Rückkehr der Knappheit
Nicht nur die Krisen führen also wirtschaftlich zu einer „Rückkehr der Knappheit“, wie es der IV-Chefökonom ausdrückt. Ein weites Feld für politische Intervention, aber auch „phantastische Perspektiven“ für unternehmerische Initiative. Wie man Krisen erfolgreich nütze, erläuterte Helmenstein dann ausgerechnet am Beispiel Österreich. So überraschend es angesichts des hohen Vernetzungsgrades der österreichischen Wirtschaft mit Deutschland und Italien klingen mag: Wertmäßig stammen 69 Prozent der Vorleistungen für sämtliche heimischen Warenexporte aus Österreich selbst! Hier sei ein stark vernetztes Ökosystem entstanden, das aber durch die hohen Energiekosten in Gefahr geraten könnte.
Gleichzeitig ist er zuversichtlich, dass die staatliche Intervention hier stabilisierend wirken werde. Inklusive Energiekostenzuschuss II gebe Österreich knapp sieben Prozent des BIP für die Abfederung der Energie- und Inflationskrise aus. Man erreiche hier gemeinsam mit Deutschland im Europavergleich einen Spitzenwert. Helmenstein ist aber nicht nur deshalb zuversichtlich, dass es aufwärts geht. Er zählt u.a. folgende weitere Fakten auf:
Österreichs fähige Manager
Und dann sind da ja noch Österreichs fähige Managements, die Krise können.
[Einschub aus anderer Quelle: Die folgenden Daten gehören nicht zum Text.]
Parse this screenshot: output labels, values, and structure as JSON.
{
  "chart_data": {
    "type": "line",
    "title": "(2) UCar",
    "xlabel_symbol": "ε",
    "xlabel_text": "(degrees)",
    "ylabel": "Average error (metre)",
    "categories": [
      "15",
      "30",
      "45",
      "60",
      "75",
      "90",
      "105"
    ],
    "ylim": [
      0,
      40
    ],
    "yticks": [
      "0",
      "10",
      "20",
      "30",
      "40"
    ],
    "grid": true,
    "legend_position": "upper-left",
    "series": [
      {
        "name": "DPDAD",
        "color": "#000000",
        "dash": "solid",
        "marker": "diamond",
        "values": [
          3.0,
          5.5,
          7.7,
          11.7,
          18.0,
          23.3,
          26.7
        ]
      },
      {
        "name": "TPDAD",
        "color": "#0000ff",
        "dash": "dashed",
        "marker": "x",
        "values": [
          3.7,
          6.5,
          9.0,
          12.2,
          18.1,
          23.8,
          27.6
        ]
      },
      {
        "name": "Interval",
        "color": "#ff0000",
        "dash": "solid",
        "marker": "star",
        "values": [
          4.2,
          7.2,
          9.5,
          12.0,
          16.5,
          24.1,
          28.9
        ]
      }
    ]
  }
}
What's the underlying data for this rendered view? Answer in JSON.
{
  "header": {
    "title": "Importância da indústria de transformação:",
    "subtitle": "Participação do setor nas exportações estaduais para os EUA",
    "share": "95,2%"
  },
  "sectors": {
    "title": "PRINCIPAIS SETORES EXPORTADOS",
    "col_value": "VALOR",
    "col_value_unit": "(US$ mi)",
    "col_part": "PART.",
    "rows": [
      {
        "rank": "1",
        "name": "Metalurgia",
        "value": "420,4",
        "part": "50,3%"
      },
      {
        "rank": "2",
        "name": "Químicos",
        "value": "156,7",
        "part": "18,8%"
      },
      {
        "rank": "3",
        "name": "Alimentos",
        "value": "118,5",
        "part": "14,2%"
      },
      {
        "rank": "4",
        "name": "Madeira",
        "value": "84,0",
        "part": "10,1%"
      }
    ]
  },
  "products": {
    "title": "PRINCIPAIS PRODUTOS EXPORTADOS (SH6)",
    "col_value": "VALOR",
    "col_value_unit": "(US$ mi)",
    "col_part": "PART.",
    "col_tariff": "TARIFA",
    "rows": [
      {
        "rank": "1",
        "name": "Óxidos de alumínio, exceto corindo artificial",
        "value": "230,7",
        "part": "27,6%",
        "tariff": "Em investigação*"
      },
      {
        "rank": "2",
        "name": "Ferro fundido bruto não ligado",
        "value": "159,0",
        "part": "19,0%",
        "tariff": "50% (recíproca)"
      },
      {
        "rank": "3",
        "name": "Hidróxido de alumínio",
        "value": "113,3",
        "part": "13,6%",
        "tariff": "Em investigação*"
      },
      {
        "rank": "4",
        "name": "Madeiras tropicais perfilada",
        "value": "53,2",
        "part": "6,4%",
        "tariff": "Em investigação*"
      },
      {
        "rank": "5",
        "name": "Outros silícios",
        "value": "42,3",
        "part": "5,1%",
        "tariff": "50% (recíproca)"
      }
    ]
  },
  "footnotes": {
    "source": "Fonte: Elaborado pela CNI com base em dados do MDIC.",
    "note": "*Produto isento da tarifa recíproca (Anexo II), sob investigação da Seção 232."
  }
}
Am Schluss seines Vortrags wartet Helmenstein mit einer überraschenden, erstmals präsentierten Auswertung auf, die zeigt, wie Kontinuität die Führungsetagen von Österreichs Top-100-Unternehmen prägt: Vier von zehn Top-Managerinnen und Managern sind konjunkturell regelrecht orkanerprobt, haben sie doch schon die COVID-Lockdowns, die Eurokrise und die Große Rezession infolge der Lehman-Insolvenz erfolgreich bewältigt.
Ehrung für Peter Gauper
Am Schluss des Programms überreichten LH Peter Kaiser, LHStv. Gaby Schaunig und Landesrat Martin Gruber Raiffeisen-Landesbank-Vorstand Peter Gauper das Große Ehrenzeichen des Landes.
Der Neujahrsauftakt in der Schleppe-Eventhalle, zu dem sich rund 140 Mitglieder und Gäste der IV Kärnten einfanden, wurde von Marie Gruber und Vivienne Frimmel, zwei Sängerinnen der Singakademie Carinthia, umrahmt. Am Keyboard begleitete sie Roman Merwa. Zuvor hatten schon etliche die Möglichkeit einer Führung durch die Schleppe Brauerei genutzt.